Trump told supporters that he considered canceling the political rally at Southern Illinois Airport in Murphysboro, Ill., but decided against it. He argued that changing plans as the result of politically motivated violence would only serve to make murderers more relevant.
He decided to carry on with the speech — just nine days before the midterms — based on his false recollection that the NYSE opened on Sept. 12, 2001.
“With what happened early today, that horrible, horrible attack in Pittsburgh, I was saying, ‘Maybe I should cancel both this and that.’ And then I said to myself, ‘I remembered Dick Russell, a friend of mine, great guy, he headed up the New York Stock Exchange on September 11th, and the New York Stock Exchange was open the following day.’ He said — and what they had to do to open it you wouldn’t believe, we won’t even talk to you about it. But he got that exchange open. We can’t make these sick, demented, evil people important,” Trump said.
Contrary to Trump’s recollection, the NYSE was closed Sept. 10 through Sept. 17, 2001 — the longest shutdown since the Great Depression.
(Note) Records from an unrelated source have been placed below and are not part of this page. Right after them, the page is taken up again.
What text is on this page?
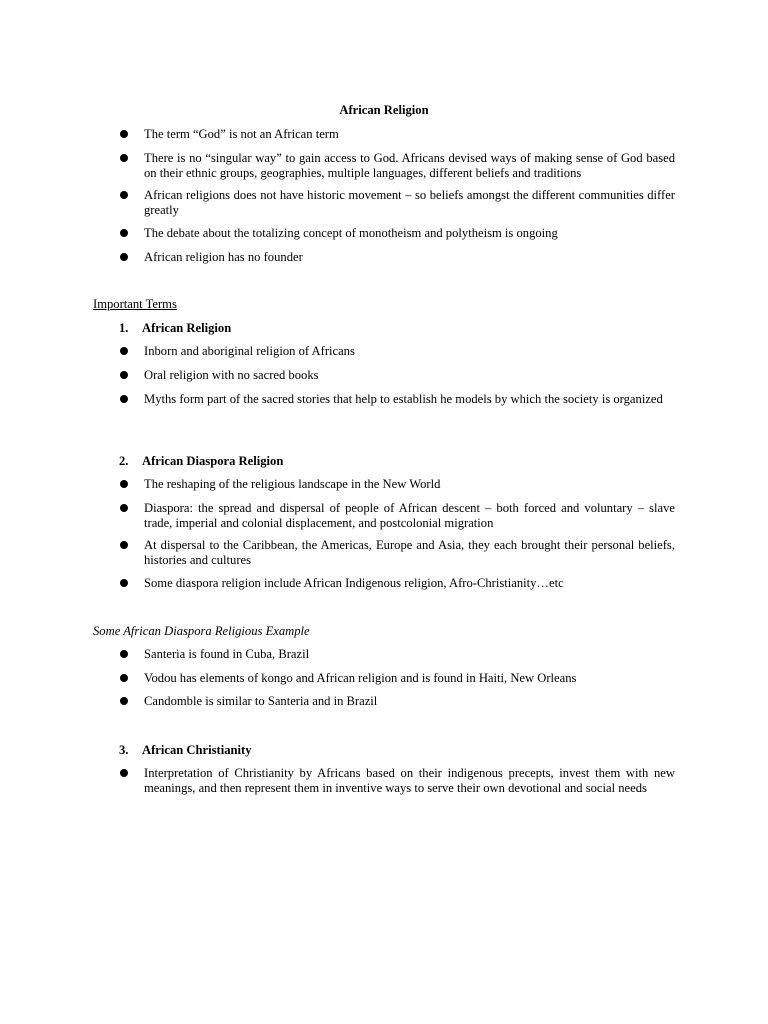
African Religion
The term “God” is not an African term
There is no “singular way” to gain access to God. Africans devised ways of making sense of God based on their ethnic groups, geographies, multiple languages, different beliefs and traditions
African religions does not have historic movement – so beliefs amongst the different communities differ greatly
The debate about the totalizing concept of monotheism and polytheism is ongoing
African religion has no founder
Important Terms
1. African Religion
Inborn and aboriginal religion of Africans
Oral religion with no sacred books
Myths form part of the sacred stories that help to establish he models by which the society is organized
2. African Diaspora Religion
The reshaping of the religious landscape in the New World
Diaspora: the spread and dispersal of people of African descent – both forced and voluntary – slave trade, imperial and colonial displacement, and postcolonial migration
At dispersal to the Caribbean, the Americas, Europe and Asia, they each brought their personal beliefs, histories and cultures
Some diaspora religion include African Indigenous religion, Afro-Christianity…etc
Some African Diaspora Religious Example
Santeria is found in Cuba, Brazil
Vodou has elements of kongo and African religion and is found in Haiti, New Orleans
Candomble is similar to Santeria and in Brazil
3. African Christianity
Interpretation of Christianity by Africans based on their indigenous precepts, invest them with new meanings, and then represent them in inventive ways to serve their own devotional and social needs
The opening on Sept. 11 was delayed after a plane struck the World Trade Center’s North Tower, and the entire day of trading was called off after a second plane struck the South Tower.
The person who reopened the NYSE was its chief executive at the time, Dick Grasso — not “Dick Russell.”
A few minutes later in his speech, Trump also incorrectly claimed that professional sports teams like the New York Yankees did not cancel any games as a result of the terrorist attacks on 9/11.
“Remember the teams, the Yankees, George Steinbrenner. He said, ‘We have got to play, even if nobody comes. Nobody shows up, we have got to play.”
As SB Nation points out, Major League Baseball commissioner Bud Selig actually canceled the games for the evening of Sept. 11 and later canceled all of the games scheduled for that week. The entire season was pushed back a full week.
It is true that the reopening of professional baseball and the stock exchange were celebrated as examples of American resiliency in the face of tragedy, but it’s false to claim that no events were canceled.
Memory is fallible and it’s not unusual for people to be honestly mistaken about a progression of events from nearly two decades ago. But Trump has a habit of creating memories out of whole cloth and making them the centerpiece of a speech. He infamously refused to back down on his unsubstantiated claim that “thousands and thousands” of Muslims in New Jersey were celebrating the attacks on 9/11.
Bloomberg was among the first to pick up on Trump’s rally errors, and the Washington Post’s “fact checker” rated his claims “Four Pinocchios.”